Quand une affaire judiciaire traîne vraiment trop longtemps, l’accusé est libéré. C’est ainsi qu’on « répare » la violation du droit d’être jugé dans un « délai raisonnable », si l’État a causé ces délais.

Mais la victime ? N’a-t-elle pas un droit personnel à voir l’affaire dans laquelle elle est impliquée aboutir ? Si une affaire avorte par la faute des procureurs, peut-elle avoir une compensation ?

Joannie Verreault a été agressée de l’âge de 14 ans à l’âge de 22 ans par son beau-père. La preuve de la police, en tout cas, a convaincu le DPCP de déposer des accusations contre Michel Mercier en 2010. Six ans et trois mois plus tard, un juge a décrété l’arrêt du processus judiciaire.

Pour la jeune femme, maintenant âgée de 36 ans, c’était un autre traumatisme. Elle poursuit l’État québécois pour obtenir compensation. La juge Claudia Prémont, de la Cour supérieure, a entendu ses arguments et ceux du Procureur général la semaine dernière et doit trancher d’ici quelques mois.

On a vu dans le passé des poursuites de personnes injustement arrêtées ou mal traitées par la police. Mais les cas de poursuites de victimes d’acte criminel flouées par le système sont rares.

TVA a rapporté il y a quelques années une rare affaire pré-Jordan où le DPCP avait accepté de dédommager une victime de violence conjugale dont le procès n’avait pas pu avoir lieu.

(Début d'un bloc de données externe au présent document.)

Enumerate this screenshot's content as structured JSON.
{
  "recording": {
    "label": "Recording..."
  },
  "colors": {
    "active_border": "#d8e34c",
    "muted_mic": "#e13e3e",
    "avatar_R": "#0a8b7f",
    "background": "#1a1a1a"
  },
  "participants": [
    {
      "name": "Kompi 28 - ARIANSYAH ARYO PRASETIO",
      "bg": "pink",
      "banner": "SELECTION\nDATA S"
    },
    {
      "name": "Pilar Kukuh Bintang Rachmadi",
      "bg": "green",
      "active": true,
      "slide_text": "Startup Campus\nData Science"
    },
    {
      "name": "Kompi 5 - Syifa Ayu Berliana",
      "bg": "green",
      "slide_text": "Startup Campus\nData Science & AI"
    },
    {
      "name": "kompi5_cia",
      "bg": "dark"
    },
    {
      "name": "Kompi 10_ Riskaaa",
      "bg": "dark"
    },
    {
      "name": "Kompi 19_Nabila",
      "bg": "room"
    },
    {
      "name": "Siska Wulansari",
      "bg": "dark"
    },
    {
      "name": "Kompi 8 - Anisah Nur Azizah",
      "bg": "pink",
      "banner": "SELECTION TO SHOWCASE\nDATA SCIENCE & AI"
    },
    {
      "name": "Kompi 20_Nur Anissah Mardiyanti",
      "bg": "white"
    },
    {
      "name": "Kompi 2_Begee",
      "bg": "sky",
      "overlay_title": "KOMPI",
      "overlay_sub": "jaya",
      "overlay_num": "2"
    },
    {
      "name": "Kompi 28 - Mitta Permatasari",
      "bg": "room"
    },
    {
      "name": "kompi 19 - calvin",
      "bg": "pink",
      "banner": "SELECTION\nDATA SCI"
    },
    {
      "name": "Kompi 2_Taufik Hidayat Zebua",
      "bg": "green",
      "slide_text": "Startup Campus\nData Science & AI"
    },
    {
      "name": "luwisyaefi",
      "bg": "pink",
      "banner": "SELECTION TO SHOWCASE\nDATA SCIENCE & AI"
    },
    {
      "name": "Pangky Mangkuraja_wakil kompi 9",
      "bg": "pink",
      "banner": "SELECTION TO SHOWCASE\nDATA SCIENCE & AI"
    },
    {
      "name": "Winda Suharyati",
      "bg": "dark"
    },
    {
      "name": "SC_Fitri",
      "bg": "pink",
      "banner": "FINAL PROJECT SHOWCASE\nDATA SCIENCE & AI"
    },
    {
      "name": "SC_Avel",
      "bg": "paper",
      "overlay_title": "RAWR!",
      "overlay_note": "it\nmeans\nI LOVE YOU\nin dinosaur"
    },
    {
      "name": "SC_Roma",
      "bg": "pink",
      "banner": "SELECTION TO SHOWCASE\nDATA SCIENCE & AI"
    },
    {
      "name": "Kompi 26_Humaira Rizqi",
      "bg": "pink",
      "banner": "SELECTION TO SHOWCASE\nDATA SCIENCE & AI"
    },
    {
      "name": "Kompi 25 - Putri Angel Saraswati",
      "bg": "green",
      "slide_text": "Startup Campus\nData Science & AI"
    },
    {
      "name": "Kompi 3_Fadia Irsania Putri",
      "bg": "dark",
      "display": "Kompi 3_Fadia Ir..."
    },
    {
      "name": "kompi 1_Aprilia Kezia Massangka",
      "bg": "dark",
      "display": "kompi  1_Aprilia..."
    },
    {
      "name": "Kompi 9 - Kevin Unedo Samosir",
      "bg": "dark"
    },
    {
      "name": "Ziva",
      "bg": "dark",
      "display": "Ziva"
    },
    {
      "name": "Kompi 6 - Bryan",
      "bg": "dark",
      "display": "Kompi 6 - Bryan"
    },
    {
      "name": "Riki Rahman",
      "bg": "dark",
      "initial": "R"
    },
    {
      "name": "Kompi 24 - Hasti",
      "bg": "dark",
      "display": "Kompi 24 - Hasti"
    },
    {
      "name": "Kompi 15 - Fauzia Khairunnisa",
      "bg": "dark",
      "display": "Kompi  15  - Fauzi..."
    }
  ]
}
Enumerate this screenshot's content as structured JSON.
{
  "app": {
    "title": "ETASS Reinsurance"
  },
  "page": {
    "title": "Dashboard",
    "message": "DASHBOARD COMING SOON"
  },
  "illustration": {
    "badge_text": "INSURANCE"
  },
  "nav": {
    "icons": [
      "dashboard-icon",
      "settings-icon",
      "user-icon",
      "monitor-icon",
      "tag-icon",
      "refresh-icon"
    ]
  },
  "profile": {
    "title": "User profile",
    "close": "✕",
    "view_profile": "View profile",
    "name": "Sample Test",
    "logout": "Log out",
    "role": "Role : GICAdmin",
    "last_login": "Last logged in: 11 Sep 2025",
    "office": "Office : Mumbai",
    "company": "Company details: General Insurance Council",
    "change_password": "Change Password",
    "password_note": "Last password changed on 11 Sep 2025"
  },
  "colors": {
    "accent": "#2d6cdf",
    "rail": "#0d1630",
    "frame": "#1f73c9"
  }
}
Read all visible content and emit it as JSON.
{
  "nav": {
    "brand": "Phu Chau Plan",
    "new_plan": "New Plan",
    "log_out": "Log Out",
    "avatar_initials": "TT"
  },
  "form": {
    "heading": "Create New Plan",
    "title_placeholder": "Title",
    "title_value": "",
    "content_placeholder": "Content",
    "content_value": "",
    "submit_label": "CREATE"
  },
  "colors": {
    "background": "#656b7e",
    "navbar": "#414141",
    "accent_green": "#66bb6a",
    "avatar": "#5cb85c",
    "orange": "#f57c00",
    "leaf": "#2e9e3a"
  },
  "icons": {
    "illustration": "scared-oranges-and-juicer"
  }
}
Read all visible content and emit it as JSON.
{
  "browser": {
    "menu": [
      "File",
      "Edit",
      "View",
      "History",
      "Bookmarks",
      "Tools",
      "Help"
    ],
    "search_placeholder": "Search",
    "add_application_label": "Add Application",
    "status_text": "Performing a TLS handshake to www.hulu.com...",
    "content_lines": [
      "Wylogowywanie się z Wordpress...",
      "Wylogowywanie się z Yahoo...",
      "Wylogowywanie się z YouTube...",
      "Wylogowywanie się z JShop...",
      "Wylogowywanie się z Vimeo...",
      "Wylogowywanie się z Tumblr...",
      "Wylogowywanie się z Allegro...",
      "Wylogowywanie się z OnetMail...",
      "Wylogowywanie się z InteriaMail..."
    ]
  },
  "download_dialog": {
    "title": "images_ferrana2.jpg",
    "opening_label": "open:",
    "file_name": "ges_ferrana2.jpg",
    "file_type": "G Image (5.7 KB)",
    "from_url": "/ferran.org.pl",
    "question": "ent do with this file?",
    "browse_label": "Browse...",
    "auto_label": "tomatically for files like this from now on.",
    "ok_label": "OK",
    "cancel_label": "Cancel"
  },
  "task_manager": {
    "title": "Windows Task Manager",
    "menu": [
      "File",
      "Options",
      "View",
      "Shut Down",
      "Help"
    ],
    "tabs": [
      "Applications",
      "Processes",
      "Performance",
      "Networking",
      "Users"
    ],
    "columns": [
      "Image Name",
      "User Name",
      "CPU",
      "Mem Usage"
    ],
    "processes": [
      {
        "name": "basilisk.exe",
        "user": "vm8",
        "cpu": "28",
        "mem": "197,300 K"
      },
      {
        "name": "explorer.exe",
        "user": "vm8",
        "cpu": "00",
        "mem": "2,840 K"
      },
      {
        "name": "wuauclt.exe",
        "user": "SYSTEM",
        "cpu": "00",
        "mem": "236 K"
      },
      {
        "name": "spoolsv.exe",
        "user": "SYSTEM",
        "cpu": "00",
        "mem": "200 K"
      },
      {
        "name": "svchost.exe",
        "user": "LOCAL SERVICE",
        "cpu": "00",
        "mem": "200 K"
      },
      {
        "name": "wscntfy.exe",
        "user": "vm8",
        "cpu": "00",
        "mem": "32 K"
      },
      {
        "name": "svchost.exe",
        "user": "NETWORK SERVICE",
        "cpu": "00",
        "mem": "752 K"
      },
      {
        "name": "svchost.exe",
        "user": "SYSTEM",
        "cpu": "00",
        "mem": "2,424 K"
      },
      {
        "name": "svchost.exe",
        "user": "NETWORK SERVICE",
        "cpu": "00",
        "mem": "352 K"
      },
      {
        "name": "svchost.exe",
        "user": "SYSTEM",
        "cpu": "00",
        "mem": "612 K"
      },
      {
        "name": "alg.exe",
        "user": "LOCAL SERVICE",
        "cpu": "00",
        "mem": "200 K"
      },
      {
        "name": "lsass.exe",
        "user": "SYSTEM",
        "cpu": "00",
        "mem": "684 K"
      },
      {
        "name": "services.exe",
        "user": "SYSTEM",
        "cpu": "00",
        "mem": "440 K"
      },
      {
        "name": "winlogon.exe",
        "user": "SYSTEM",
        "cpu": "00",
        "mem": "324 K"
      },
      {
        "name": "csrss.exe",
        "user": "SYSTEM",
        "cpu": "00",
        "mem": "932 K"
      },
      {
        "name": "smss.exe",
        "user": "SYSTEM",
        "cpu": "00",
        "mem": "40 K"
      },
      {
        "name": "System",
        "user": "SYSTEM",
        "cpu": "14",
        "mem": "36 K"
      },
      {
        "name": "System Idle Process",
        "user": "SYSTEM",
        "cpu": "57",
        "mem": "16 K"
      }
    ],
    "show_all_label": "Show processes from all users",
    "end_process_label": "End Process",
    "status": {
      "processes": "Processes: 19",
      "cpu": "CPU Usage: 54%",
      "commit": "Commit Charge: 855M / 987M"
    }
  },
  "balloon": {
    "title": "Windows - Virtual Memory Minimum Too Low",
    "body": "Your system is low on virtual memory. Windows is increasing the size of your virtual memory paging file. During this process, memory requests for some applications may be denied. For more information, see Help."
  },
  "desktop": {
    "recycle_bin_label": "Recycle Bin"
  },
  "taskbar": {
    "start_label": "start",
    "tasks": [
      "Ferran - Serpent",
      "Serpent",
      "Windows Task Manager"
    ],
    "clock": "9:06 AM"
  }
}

On est en territoire peu exploré pour une raison simple : un procès criminel n’est pas celui de la victime contre l’accusé, mais de l’État contre un accusé.

Quand un crime résolu par la police n’est pas jugé, toute la société subit un préjudice. Mais la victime de ce crime s’en trouve personnellement meurtrie, flouée par l’institution judiciaire.

Est-ce que ça donne ouverture à un droit ? Et si oui, combien ça vaut ?

Zéro, avait répondu la juge Catherine La Rosa en 2018, en rejetant la poursuite de membres de la famille d’un homme assassiné. L’incompétence des policiers avait mené à la libération de la femme accusée d’avoir tué leur père.

Armande Côté, de la région de Sorel, avait en effet obtenu l’arrêt du processus judiciaire. Les policiers de la Sûreté du Québec avaient obtenu des aveux illégalement et fouillé sa maison sans mandat. Des fautes « grossières », avait tranché la cour : toute la preuve était irrecevable.

Pour les membres de la famille de la victime, cette absence de procès était une re-victimisation, en plus de leur faire perdre confiance en la justice.

La juge La Rosa a rejeté la poursuite. Même si les policiers avaient bien travaillé, rien ne garantissait un verdict de culpabilité. Un acquittement aurait produit autant de détresse dans la famille, selon elle. Il n’y a donc pas de lien direct entre les fautes (bien réelles) des policiers et la souffrance (tout aussi réelle) éprouvée par la famille pour cause d’arrêt du processus judiciaire.

Joannie Verreault a subi « l’épreuve » du procès, puisqu’elle a dû témoigner, sans jamais connaître le verdict. Mercier aurait fort probablement été condamné, selon elle. Mais de toute manière, l’absence de conclusion judiciaire est pour elle, en soi, un préjudice.

L’accusé a un droit constitutionnel à un procès dans un délai raisonnable. La victime est cependant elle aussi affectée par la durée d’une affaire.

Il s’agit ici bien plus que de la déception devant un verdict. Si le juge a décrété l’arrêt du processus judiciaire, c’est qu’il était devant un cas injustifiable de dépassement des délais. C’est le constat officiel par une cour du manquement de l’État envers l’accusé… mais aussi envers la société. Et encore plus envers celle qui a dénoncé le crime.

Le Procureur général ne reconnaît aucune faute des procureurs : c’est un juge qui est arrivé à ces calculs de délais dans un contexte très particulier. Le but du système de justice pénale, par ailleurs, n’est pas de « réparer les préjudices » individuels, mais de juger des individus pour des crimes, ce qui n’est pas la même chose. C’est l’État qui poursuit au nom de toute la population, pas d’une victime qui poursuit son agresseur.

Ajoutons à cela que les procureurs jouissent d’une immunité, qui ne peut être levée qu’en cas de faute lourde ou de gestes malhonnêtes.

La pente est raide, donc.

Mais quoi qu’il advienne de cette affaire, on reste avec ce constat : quand ceux qui représentent l’État commettent des erreurs suffisamment importantes pour faire dérailler un procès, leur responsabilité se dilue instantanément. Elle se dissout dans cette grande machine institutionnelle qui nettoie tout ce qui paraissait sale.